Économie de la justice et de l’équité, Valérie Clément, Christine Le Clainche et Daniel Serra (Paris, Economica, 2008)
1. Les travaux de quelques économistes et philosophes, maintenant célèbres, des années 70 du siècle dernier ont donné le coup d’envoi à un développement assez spectaculaire d’un champ interdisciplinaire qui analyse les questions de justice sociale et de l’équité économique. Du côté philosophique, c’est avant tout l’œuvre de John Rawls [1971] qui a joué un rôle important. De l’autre côté, des économistes comme Amartya Sen [1970] ou Serge-Christophe Kolm [1972] ont développé la voie ouverte, entre autres, par Arrow [1951] d’un traitement formel des questions de justice sociale et de l’équité, qui, à son tour, ont stimulé le débat philosophique.
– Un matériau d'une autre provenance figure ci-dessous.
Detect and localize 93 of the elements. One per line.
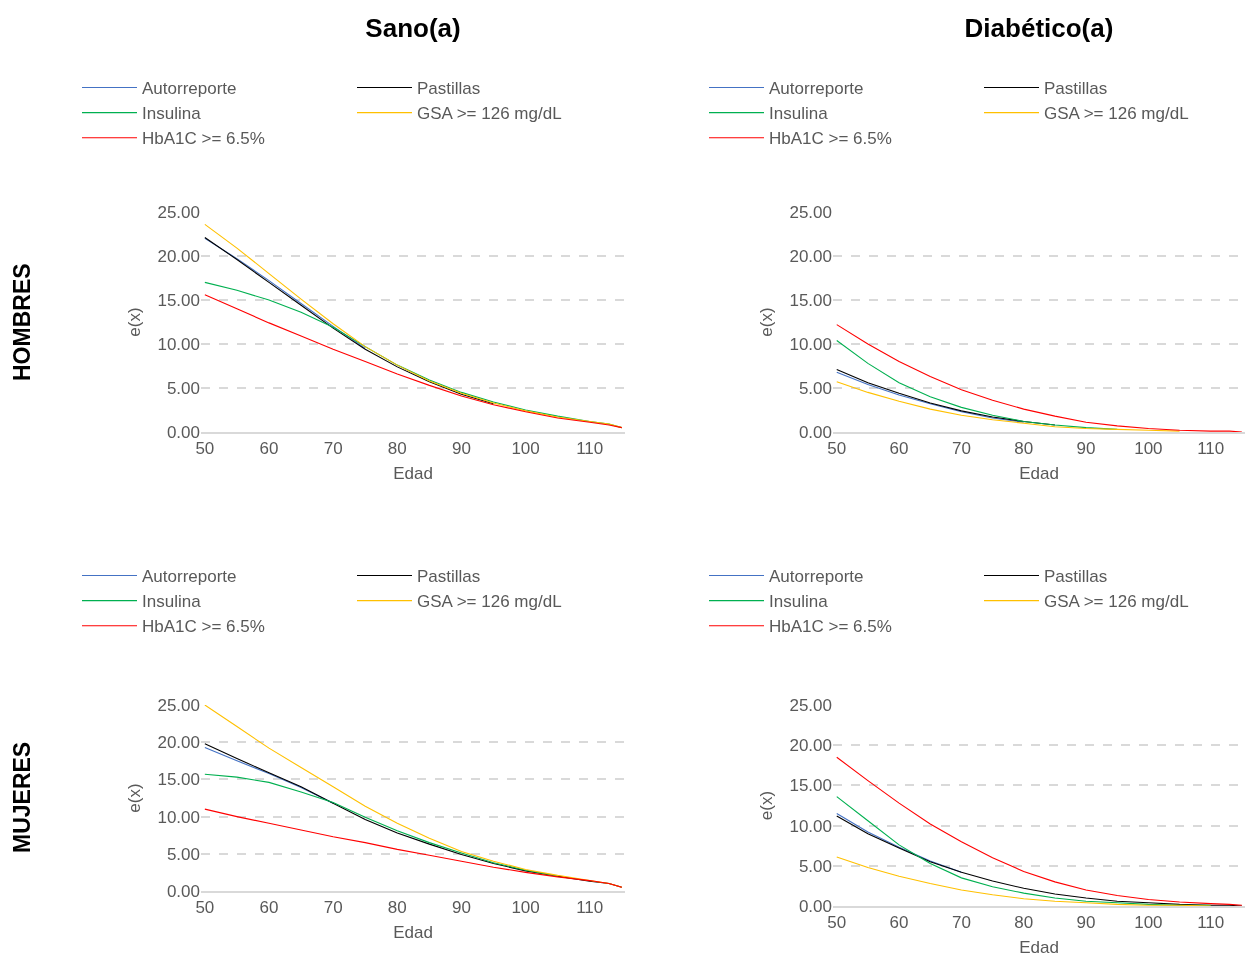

2. Un élément qui a certainement contribué au rapprochement des deux disciplines est que le fameux « principe de différence » de John Rawls, qui stipule qu’une inégalité sociale peut se justifier (si certaines autres conditions, que je laisse de côté ici, sont satisfaites) dans la mesure où ces inégalités sont au bénéfice du groupe le plus mal loti de la société, se prêtait presque de façon évidente à une reprise plus formelle par des économistes de l’économie normative et des théoriciens du choix social. L’économie normative est la branche de la théorie économique qui ambitionne de comparer les différents états sociaux (et indirectement les différents arrangements institutionnels et politiques publiques qui les déterminent) selon le critère du bien-être social, défini comme la somme du bien-être des individus. Le bien-être individuel (en anglais welfare, ce qui explique pourquoi on appelle cette branche welfare economics) est défini à son tour comme le degré de satisfaction des préférences. La théorie du choix social s’est développé à partir des limites qu’imposait ce cadre théorique welfariste, soulignées par Kenneth Arrow [1951]. Elle prouve et interprète des théorèmes (d’impossibilité, d’unicité de solution, etc.) qui concernent l’agrégation des préférences et des intérêts des individus, sur la base de différents axiomes représentant des caractéristiques souhaitables de l’agrégation.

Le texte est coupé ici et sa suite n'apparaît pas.